Wednesday, September 23, 2009

Adventures of Molly the Wine Dog #3: across the river

The morning sunlight stabbed me right in the eye. I closed it. Rolling out of the leaves, every joint aches with the cold of the night on the forest floor. Slowly, I rise to all fours and stretch hard - first downward facing dog - haunches high, forelegs thrust out front, back arching low. Then, cobra - head high, back legs thrust out, butt low, neck stretching up, up, up. Ahhh...I'd smile if I knew how. Finished it off with a good, hard shake starting at my nose and undulating through my body until it flicks off my tail, ears loudly flap slapping my face. Yes, that's the stuff.

Something about a good night's sleep and waking up in a familiar place makes you feel less lost even if the place has only been familiar for just one night. I pad down to the water's edge and notice for the first time the faintest color blue through the trees across the river. Two steps to the right and a small chimney confirms that there is a house nestled in the firs. Hmm... I wonder about that. Who would live out here in the middle of nothing?

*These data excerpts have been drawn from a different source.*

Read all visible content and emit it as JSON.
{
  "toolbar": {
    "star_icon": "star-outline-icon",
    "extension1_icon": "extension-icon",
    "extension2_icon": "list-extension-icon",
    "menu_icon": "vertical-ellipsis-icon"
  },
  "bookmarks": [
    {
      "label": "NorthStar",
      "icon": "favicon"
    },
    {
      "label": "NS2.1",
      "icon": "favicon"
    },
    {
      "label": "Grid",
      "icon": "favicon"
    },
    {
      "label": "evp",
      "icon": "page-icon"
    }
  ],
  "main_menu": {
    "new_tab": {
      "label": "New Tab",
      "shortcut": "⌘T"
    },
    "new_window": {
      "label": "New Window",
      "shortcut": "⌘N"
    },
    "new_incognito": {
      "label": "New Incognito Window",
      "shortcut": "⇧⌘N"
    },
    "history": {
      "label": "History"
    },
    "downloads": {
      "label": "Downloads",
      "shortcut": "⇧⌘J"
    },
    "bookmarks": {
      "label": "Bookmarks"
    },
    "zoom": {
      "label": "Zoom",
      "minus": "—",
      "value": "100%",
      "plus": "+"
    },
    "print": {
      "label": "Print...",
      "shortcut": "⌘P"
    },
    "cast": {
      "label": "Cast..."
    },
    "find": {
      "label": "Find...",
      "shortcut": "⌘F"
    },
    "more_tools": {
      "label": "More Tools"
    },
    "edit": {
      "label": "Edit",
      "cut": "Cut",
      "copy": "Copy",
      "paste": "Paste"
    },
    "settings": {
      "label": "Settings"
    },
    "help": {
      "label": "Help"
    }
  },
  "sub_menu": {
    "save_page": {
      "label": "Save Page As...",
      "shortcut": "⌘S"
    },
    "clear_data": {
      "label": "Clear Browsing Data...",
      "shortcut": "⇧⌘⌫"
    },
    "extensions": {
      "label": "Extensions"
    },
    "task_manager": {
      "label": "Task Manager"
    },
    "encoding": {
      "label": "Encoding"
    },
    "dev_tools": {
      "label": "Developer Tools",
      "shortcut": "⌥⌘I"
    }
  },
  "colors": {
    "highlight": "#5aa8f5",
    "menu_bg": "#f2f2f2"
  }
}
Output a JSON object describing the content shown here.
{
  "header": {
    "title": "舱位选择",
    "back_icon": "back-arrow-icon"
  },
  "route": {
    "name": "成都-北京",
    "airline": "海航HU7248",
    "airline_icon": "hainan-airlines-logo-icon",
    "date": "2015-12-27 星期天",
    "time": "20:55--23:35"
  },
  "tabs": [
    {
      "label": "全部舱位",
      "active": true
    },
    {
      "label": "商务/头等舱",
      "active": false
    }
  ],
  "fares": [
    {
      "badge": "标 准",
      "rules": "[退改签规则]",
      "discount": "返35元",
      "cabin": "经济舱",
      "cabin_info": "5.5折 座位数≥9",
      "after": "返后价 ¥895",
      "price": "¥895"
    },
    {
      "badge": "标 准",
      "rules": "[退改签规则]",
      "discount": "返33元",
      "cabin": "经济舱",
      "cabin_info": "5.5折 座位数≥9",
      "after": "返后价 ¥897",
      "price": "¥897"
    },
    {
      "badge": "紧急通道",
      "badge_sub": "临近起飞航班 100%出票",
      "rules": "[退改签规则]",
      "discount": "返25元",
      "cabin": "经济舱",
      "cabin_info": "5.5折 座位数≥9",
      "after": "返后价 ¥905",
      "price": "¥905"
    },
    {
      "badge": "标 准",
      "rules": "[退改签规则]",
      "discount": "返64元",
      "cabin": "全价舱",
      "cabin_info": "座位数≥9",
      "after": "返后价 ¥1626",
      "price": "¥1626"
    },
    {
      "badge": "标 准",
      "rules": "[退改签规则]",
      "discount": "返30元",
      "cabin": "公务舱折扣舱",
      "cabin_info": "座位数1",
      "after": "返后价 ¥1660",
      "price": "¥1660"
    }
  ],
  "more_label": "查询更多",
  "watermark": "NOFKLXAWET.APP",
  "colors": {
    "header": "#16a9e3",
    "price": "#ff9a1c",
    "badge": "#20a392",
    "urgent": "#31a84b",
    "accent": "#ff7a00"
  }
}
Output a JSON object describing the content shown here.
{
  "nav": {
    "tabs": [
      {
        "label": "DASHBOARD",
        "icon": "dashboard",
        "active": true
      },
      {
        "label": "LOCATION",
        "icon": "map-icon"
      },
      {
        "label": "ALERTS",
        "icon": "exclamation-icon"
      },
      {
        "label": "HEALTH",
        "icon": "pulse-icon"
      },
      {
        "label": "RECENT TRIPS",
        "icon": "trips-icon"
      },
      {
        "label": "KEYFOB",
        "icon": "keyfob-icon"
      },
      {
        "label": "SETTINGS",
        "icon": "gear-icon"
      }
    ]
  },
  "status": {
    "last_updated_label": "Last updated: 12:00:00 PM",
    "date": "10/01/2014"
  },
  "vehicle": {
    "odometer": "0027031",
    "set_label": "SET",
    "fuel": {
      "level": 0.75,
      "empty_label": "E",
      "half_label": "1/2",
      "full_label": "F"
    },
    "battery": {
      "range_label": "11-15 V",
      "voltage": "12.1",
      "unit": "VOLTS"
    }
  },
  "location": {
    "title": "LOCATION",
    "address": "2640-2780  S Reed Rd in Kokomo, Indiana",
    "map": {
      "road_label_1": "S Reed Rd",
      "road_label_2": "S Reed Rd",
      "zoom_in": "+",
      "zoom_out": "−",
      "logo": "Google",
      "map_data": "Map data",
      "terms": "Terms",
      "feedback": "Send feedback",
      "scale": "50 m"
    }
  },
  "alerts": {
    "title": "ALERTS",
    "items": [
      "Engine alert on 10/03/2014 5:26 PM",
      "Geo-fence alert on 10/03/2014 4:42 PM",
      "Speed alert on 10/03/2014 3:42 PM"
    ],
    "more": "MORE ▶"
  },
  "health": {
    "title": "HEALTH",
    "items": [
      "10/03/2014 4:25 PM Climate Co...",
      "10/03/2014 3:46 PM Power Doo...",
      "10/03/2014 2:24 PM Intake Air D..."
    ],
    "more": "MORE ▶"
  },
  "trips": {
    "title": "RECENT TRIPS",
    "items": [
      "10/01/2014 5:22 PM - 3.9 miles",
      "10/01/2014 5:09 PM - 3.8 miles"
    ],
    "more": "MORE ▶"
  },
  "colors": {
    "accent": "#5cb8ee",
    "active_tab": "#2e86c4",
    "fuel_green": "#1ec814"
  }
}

I hear the crack of a branch and a faint snuffling behind me. I whip around just in time to see a skunk poking around the roots of a Madrone tree about ten feet away looking for grubs. I jump back with a bark that's more like a yelp and the skunk does the same with a sound nearly indescribable but similar in inflection to mine. I take one step forward and if I didn't smell the skunk coming I certainly smelled it leave. In a moment so fast I could barely close my eyes the skunk turned and hurled its stench at me with the fury of 1000 cats and left me in a foul cloud of chemical madness.

Barking, choking, blind and vomiting, I stumble backward into the river hoping for the sweet relief of the cool water. I put my head under and open my eyes. The cold is calming but my gut is still roiling, so I have to surface to vomit once, twice, three times more. It passes. Loose stones under foot give poor purchase against the current which rushes harder as I slip deeper, farther from the shore. I lose footing entirely and begin to swim, sneezing, half blind, down the river. I go with the current.

Slowly my eyes clear enough to see I'm drifting in the center of the river, not too quickly and now I have full view of the blue house, small wisps of smoke escaping the chimney. Some paddling and driving later and I crawl to the bank about a quarter mile from the house. I flop on shore in a muddy spot and lay motionless, breathing. My eyes open and close, still stinging, and pulled down, down, down into the darkness of the numbing cold and fatigue. The last thing I see is a pair of boots coming toward me. All is dark.